Many beginning writers will make these changes extreme. They will take a murderer or a prostitute and change them into a suburban mom who goes to church each Sunday. Then they wonder why the editor or agent didn't like their heroine. They say, "but I redeem her in the end." These kinds of extremes--while showing that the author is aware of character arc--are too blatant and leave the reader cold at the opening. Why? Readers like to be the point of view character. If that character is too cold, evil or calculating then a reader won't stay with that character to watch them grow. As an author you need to think of character arc in more realistic terms.

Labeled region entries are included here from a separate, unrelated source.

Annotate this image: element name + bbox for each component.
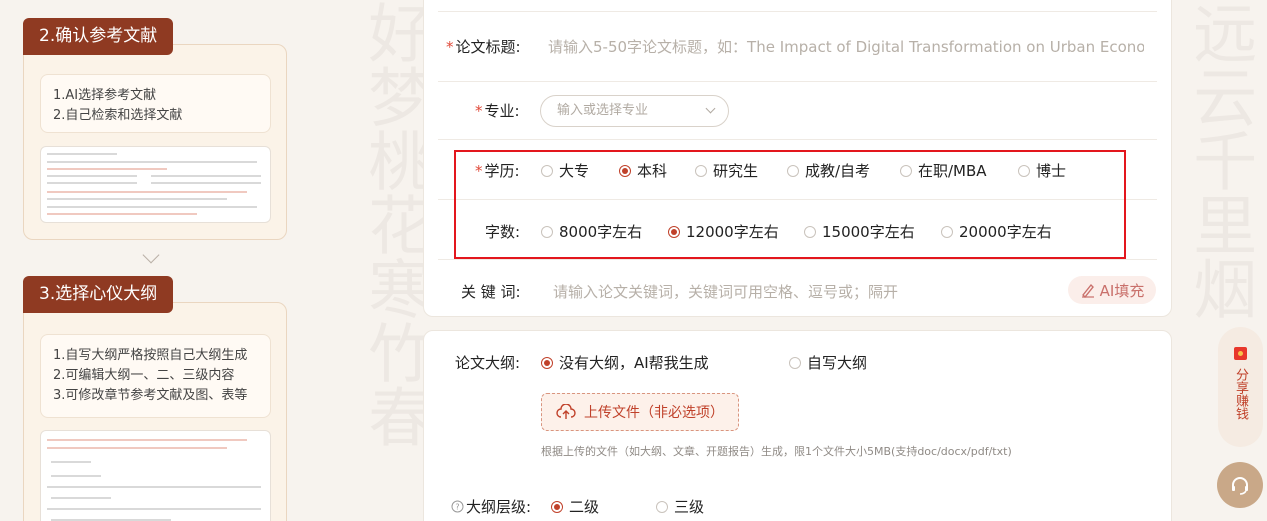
step-title: 2.确认参考文献 — [23, 18, 174, 55]
major-select[interactable]: 输入或选择专业 — [540, 95, 729, 127]
share-earn-label: 分享赚钱 — [1233, 368, 1248, 420]
steps-panel: 1.AI选择参考文献 2.自己检索和选择文献 2.确认参考文献 1.自写大纲严格… — [0, 0, 310, 521]
outline-option[interactable]: 没有大纲，AI帮我生成 — [541, 352, 709, 373]
degree-option[interactable]: 博士 — [1018, 160, 1066, 181]
level-option[interactable]: 三级 — [656, 496, 704, 517]
words-label: 字数: — [485, 223, 521, 241]
step-desc-line: 3.可修改章节参考文献及图、表等 — [53, 388, 248, 403]
title-label: * 论文标题: — [446, 38, 521, 56]
question-icon: ? — [451, 500, 464, 513]
step-description: 1.AI选择参考文献 2.自己检索和选择文献 — [40, 74, 271, 133]
step-description: 1.自写大纲严格按照自己大纲生成 2.可编辑大纲一、二、三级内容 3.可修改章节… — [40, 334, 271, 418]
outline-label: 论文大纲: — [455, 354, 521, 372]
chevron-down-icon — [705, 103, 716, 114]
background-calligraphy: 远云千里烟 — [1182, 0, 1257, 320]
upload-hint: 根据上传的文件（如大纲、文章、开题报告）生成，限1个文件大小5MB(支持doc/… — [541, 445, 1012, 458]
step-desc-line: 2.自己检索和选择文献 — [53, 108, 183, 123]
background-calligraphy: 好梦桃花寒竹春 — [357, 0, 432, 448]
outline-option[interactable]: 自写大纲 — [789, 352, 867, 373]
keywords-label: 关 键 词: — [461, 283, 521, 301]
degree-label: * 学历: — [475, 162, 520, 180]
ai-pen-icon — [1081, 283, 1094, 298]
ai-fill-button[interactable]: AI填充 — [1068, 276, 1156, 304]
step-preview-image — [40, 146, 271, 223]
degree-option[interactable]: 大专 — [541, 160, 589, 181]
degree-option[interactable]: 成教/自考 — [787, 160, 870, 181]
level-option[interactable]: 二级 — [551, 496, 599, 517]
share-earn-button[interactable]: 分享赚钱 — [1218, 327, 1263, 447]
degree-option[interactable]: 本科 — [619, 160, 667, 181]
customer-service-button[interactable] — [1217, 462, 1263, 508]
major-label: * 专业: — [475, 102, 520, 120]
headset-icon — [1232, 477, 1248, 495]
chevron-down-icon — [142, 246, 160, 264]
title-input[interactable]: 请输入5-50字论文标题，如：The Impact of Digital Tra… — [548, 36, 1144, 57]
step-title: 3.选择心仪大纲 — [23, 276, 174, 313]
degree-option[interactable]: 在职/MBA — [900, 160, 987, 181]
step-desc-line: 2.可编辑大纲一、二、三级内容 — [53, 368, 235, 383]
ai-fill-label: AI填充 — [1099, 281, 1145, 300]
gift-icon — [1234, 347, 1247, 360]
step-desc-line: 1.AI选择参考文献 — [53, 88, 157, 103]
keywords-input[interactable]: 请输入论文关键词，关键词可用空格、逗号或；隔开 — [553, 281, 898, 302]
upload-label: 上传文件（非必选项） — [584, 405, 724, 421]
step-card-references: 1.AI选择参考文献 2.自己检索和选择文献 — [23, 44, 287, 240]
degree-option[interactable]: 研究生 — [695, 160, 758, 181]
upload-cloud-icon — [556, 404, 576, 419]
step-desc-line: 1.自写大纲严格按照自己大纲生成 — [53, 348, 248, 363]
words-option[interactable]: 8000字左右 — [541, 221, 642, 242]
upload-button[interactable]: 上传文件（非必选项） — [541, 393, 739, 431]
major-select-placeholder: 输入或选择专业 — [557, 103, 649, 118]
words-option[interactable]: 12000字左右 — [668, 221, 779, 242]
words-option[interactable]: 15000字左右 — [804, 221, 915, 242]
words-option[interactable]: 20000字左右 — [941, 221, 1052, 242]
step-card-outline: 1.自写大纲严格按照自己大纲生成 2.可编辑大纲一、二、三级内容 3.可修改章节… — [23, 302, 287, 521]
level-label: ? 大纲层级: — [451, 496, 531, 517]
svg-text:?: ? — [455, 503, 459, 512]
step-preview-image — [40, 430, 271, 521]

A simple tool to use is the W. Think about who your character is in the beginning and why the reader cares about them. Ex: Harry Potter-an orphan living with uncaring family. Now think of four turning points in their development. Keep them subtle. Ex: things go downhill for Harry with his family until the first turning point for his character-Hagrid from Hogwarts arrives. From there things get better. Harry learns he is more than a mere orphan. His adventure into a new life begins. But things can't stay wonderful or the story would be over. So then next turning point arrives. (Think W --down, then up, now down.) Harry realizes that he must believe in himself even when others don't if he is to help his new friends. The final turning point things turn up-but subtly. In the end Harry returns to being the boy in the closet, but he now knows he is more than that. And that carries him into the next phase of his life.
Each character in your story should have their own subtle W. Whether you plot or write by the seat of your pants, having character W's will help you build a better story.